Una tegola è caduta sulla testa dell’assessore all’agricoltura della Regione siciliana, ma soprattutto sull’Autorità di Gestione del Psr Sicilia 2014-2020. Un macigno che pesa la bellezza di 260 milioni di euro, visto che è questa la dotazione complessiva destinata ai giovani imprenditori dal Piano di sviluppo rurale. La somma comprende le risorse appostate sulla misura 6.1 e sulle misure collegate della 4.1 (investimenti), della 6.4a (agriturismo) e della 8.1 (forestazione). Somme che adesso potrebbero essere oggetto di disimpegno: un lusso che la Sicilia non può davvero permettersi.
Ma che cosa è accaduto? Si tratta di una vicenda complessa, conclusasi per ora con il provvedimento emanato dal Tar Sicilia il 4 dicembre con il quale viene sospesa l’efficacia dell’ultimo elenco dei beneficiari; elenco che era stato approvato con decreto del dirigente generale n. 1606 del 31 luglio, e aggiornato poi con il ddg n. 2473 del 3 ottobre. Sulla base di questi due atti sono stati già emessi i primi decreti di finanziamento: 800 sui 1.600 totali. E per molti di questi si sta procedendo con le anticipazioni.

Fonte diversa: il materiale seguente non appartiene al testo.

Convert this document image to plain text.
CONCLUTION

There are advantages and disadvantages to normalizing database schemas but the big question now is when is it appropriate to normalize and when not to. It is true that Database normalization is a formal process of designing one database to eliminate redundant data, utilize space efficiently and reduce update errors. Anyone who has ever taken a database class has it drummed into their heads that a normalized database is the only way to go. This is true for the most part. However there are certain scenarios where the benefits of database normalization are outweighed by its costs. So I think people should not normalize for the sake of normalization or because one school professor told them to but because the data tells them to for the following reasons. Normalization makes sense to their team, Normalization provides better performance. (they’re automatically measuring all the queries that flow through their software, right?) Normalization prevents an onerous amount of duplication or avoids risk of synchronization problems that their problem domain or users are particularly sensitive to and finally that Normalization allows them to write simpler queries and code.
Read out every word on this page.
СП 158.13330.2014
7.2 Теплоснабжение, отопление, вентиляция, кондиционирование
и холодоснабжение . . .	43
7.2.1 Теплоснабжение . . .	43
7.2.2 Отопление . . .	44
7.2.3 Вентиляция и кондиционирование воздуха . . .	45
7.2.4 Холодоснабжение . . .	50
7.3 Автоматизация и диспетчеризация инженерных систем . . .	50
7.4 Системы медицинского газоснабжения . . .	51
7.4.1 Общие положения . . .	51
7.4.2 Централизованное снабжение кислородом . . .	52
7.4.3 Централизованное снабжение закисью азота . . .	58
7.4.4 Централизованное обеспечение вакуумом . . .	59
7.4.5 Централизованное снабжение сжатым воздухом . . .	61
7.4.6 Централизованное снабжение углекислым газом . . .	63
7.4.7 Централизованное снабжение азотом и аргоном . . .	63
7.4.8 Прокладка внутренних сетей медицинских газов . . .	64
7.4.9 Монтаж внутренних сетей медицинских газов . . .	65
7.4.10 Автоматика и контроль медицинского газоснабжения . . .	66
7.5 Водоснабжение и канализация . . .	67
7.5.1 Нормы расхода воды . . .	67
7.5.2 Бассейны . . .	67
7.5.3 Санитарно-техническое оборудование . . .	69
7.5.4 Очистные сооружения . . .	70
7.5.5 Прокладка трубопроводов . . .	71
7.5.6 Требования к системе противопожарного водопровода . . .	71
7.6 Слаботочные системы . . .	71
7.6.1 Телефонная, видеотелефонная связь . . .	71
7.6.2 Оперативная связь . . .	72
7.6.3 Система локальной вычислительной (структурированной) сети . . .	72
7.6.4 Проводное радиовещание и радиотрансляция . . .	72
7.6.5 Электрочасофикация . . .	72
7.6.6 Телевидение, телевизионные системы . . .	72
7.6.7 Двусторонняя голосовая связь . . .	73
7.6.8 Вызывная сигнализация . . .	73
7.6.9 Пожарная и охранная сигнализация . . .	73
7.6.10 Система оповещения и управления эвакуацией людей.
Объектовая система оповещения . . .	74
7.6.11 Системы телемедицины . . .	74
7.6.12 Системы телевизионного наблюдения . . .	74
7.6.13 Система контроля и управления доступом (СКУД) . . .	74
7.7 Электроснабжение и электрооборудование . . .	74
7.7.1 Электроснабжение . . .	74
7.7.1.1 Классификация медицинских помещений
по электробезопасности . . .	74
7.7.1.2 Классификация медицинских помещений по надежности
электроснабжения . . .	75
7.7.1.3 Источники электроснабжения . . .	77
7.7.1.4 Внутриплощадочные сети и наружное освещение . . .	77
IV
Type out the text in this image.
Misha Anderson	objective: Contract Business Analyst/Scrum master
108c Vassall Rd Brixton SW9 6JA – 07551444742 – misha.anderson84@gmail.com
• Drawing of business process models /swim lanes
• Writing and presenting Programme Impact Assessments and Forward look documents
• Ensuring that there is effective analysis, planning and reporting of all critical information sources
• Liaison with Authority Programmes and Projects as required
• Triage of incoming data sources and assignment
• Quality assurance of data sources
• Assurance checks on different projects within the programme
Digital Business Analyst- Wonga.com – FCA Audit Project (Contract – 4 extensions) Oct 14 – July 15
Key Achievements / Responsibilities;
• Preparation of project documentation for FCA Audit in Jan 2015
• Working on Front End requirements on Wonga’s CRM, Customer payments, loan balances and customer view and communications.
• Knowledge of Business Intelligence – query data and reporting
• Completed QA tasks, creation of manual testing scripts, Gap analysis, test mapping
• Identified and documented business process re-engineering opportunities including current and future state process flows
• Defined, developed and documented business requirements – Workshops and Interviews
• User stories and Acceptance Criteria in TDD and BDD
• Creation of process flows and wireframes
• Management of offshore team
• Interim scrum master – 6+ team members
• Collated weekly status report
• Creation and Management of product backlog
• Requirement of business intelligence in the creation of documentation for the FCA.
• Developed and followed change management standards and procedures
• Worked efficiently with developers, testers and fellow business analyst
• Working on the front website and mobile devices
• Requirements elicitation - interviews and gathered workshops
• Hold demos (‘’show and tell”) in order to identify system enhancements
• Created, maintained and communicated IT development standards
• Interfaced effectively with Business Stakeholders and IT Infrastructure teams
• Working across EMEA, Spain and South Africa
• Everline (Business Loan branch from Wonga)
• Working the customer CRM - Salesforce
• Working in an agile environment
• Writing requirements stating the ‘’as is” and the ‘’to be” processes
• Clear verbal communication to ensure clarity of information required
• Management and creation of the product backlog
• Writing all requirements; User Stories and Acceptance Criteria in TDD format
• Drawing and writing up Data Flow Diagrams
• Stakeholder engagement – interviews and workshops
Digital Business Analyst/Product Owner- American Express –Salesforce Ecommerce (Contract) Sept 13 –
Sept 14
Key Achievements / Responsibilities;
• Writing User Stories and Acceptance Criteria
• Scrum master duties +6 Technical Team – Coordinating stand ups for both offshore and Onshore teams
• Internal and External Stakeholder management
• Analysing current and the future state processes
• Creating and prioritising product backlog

La Regione annuncia opposizione
Il provvedimento del Tar non è andato giù ai vertici della Regione: «Ricorreremo contro questa ordinanza presso il Consiglio di Giustizia Amministrativa», ha dichiarato subito l’assessore all’Agricoltura, Edy Bandiera. Troppo alta, infatti, è la posta in gioco. Con il recente pronunciamento della giustizia amministrativa di fatto viene “riabilitato” il ddg n. 766 dello scorso 30 aprile, che approvava gli elenchi regionali definitivi dei beneficiari.
Proprio quello che era stato sospeso con un provvedimento dell’Autorità di Gestione del Psr, firmato dal dirigente generale Dario Cartabellotta. Alla luce dei numerosi ricorsi e per velocizzare l’iter, l’intervento del dirigente (che peraltro si era appena insediato a capo del dipartimento agricoltura) aveva “aperto” una finestra di un mese per fruire della possibilità del soccorso istruttorio, procedura mai considerata fino ad allora.
Gli effetti del ricorso al Tar
Al soccorso istruttorio hanno aderito ben 999 beneficiari e il risultato è stato un vero proprio stravolgimento dell’elenco. Cosa che per qualcuno si è tradotta nello scivolamento al di là delle posizioni più ambite, quelle che avrebbero assicurato il completo finanziamento dei progetti più complessi e articolati, attinenti tutte e tre le misure per gli investimenti: la 6.4a, la 4.1 e la 8.1.
C’è da ricordare, poi, che le procedure del Psr prevedono che, qualora le dotazioni per le diverse misure dedicate agli investimenti non siano sufficienti, i giovani che vogliono insediarsi e che hanno presentato domanda per progetti di tipo “misto”, devono provvedere a finanziare l’intero piano aziendale con fondi propri anche per la parte non finanziabile.
Così è accaduto che alcuni ricorrenti, dall’iniziale posizione ai vertici della graduatoria, con l’ok al nuovo elenco, siano scivolati nelle posizioni di coda, tra i non finanziabili parzialmente o addirittura totalmente. Da qui, l’ennesima querelle.
Difetto d'istruttoria
“Ad una prima sommaria cognizione”, secondo il Tar “il ricorso appare assistito da adeguato fumus boni juris, quanto meno con riferimento alla censura avente ad oggetto il difetto d’istruttoria”. Dalle carte presentate dai ricorrenti, infatti - si legge nell’ordinanza del Tar - emerge “in maniera chiara ed evidente che il gruppo di lavoro e l’Autorità di gestione si sono limitate a confermare il punteggio che i 999 soggetti, che avevano presentato istanze di riesame, si erano autoattribuiti, senza compiere nessuna verifica nemmeno minimale, al solo scopo di pubblicare velocemente la nuova graduatoria definitiva per consentire il raggiungimento degli obiettivi di spesa ed evitare il disimpegno delle somme da parte dell’Unione europea”.
Nel ricorso poi, era stato evidenziato come l’attività di riesame sia stata svolta nell’arco di solo due settimane (in realtà sono state quattro) da un numero comunque ristretto di persone (il gruppo di lavoro è formato da quattro dirigenti dell’assessorato), tanto da far affermare ai ricorrenti come “un numero così consistente di domande non possa essere stato vagliato correttamente in un arco temporale così ristretto”. Inutile dire che almeno per i ricorrenti si dà per scontato che l’efficienza non possa essere prerogativa della burocrazia siciliana.